After Mugabe’s fears have been addressed and he has been given a clear vision of his future of safety, peace, security and that his advice would be sought on everything the party does, and that cadres would rather die than see any imperialists near him or near the country, he can then graduate to his new and higher position as a founding father of the revolution. This political homework has not been done, hence the fear and anger.
Thabo Mbeki became an enemy of war types such as Chris Hani and a few others for understanding it in advance that the anger of the Boer was actually fear buried behind pride. The Boer needed to be told that he was not going to be crucified but accommodated as a citizen. The reason why the Boers today love the name of Mandela more than some black people do is exactly that he made real his promise of guaranteeing their safety in a new South Africa. My intervention is that all this noise that is threatening to drag Zimbabwe into a civil war emanates from the fear and genuine concern of the Mugabes that they are about to be sacrificed and handed over by an ungrateful successor to the cruel hands of their enemies. The young and ambitious in Zanu PF should engage their thinking gear and address Mugabe’s ego, anger and fear. In reality, this is the time for all Zimbabweans to reckon with the Mugabe factor.
After the Mugabe factor has been dealt with, the reformed Zanu PF can lay out its power-sharing plan supervised by a retired and happy Mugabe. On the other hand, the renewalists and other activists in the opposition can prepare to contest the reformed Zanu PF in a climate free of the war and violence of old. Zimbabwe still does have a chance to experience reformed politics inaugurated by reformed politicians who can then approach the larger world and help re-admit a proud Zimbabwe into the comity of world nations.
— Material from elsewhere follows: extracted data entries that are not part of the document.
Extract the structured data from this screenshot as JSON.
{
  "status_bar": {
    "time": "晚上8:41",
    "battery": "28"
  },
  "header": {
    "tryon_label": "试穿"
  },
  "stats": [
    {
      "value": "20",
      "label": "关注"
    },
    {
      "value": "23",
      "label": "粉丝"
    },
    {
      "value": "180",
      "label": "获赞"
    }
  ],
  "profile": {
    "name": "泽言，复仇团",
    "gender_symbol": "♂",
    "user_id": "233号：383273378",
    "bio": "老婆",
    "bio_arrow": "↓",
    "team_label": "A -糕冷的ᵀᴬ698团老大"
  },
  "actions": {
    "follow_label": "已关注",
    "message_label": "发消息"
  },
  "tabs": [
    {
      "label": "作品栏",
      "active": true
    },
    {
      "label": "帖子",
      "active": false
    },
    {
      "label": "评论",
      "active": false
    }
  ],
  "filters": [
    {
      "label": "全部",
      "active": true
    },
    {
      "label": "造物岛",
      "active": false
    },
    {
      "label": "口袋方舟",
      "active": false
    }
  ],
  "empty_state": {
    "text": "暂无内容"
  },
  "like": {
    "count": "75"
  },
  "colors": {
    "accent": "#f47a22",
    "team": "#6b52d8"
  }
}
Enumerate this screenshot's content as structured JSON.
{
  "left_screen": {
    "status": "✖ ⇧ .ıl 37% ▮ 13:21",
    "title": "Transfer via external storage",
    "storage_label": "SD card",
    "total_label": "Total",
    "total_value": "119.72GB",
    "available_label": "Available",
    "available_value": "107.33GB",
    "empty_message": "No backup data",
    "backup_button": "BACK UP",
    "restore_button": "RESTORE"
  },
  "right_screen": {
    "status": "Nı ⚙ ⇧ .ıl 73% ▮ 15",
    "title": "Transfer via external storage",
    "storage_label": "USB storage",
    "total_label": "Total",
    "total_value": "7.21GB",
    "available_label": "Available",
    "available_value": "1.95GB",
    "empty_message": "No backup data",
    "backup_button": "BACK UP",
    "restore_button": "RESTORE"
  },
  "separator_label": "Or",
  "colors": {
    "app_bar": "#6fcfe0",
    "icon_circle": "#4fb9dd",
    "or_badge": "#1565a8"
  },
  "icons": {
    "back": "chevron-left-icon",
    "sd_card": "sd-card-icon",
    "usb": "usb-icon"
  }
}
I call this possibility a Decolonial Political Pentecost because it does not propose to change anyone’s thinking or political party, but it proposes that we change our minds from war to life, and realise that we are all afraid and our fears need to be allayed. In a Decolonial Political Pentecost we can retain our political identities and beliefs, but abandon the politics of war and embrace what Argentinean philosopher, Enrique Dussel has called a “will to life” and practice of “obediential politics” that is preservative of life and guarantees a collective future for all. This decolonial option takes brave and intelligent operatives like Thabo Mbeki, who stood up at a conference in June 1987 in Dakar and told some sad and angry Afrikaners and Africans that “I am an Afrikaner!” It was the time to polish the Boer ego and allay his fears and manufacture an alternative future. We all know the truth, and that there are many truths out there, but the right truth must be said at the right time for progress to be made, and at this time, Zimbabwe needs a certain truth.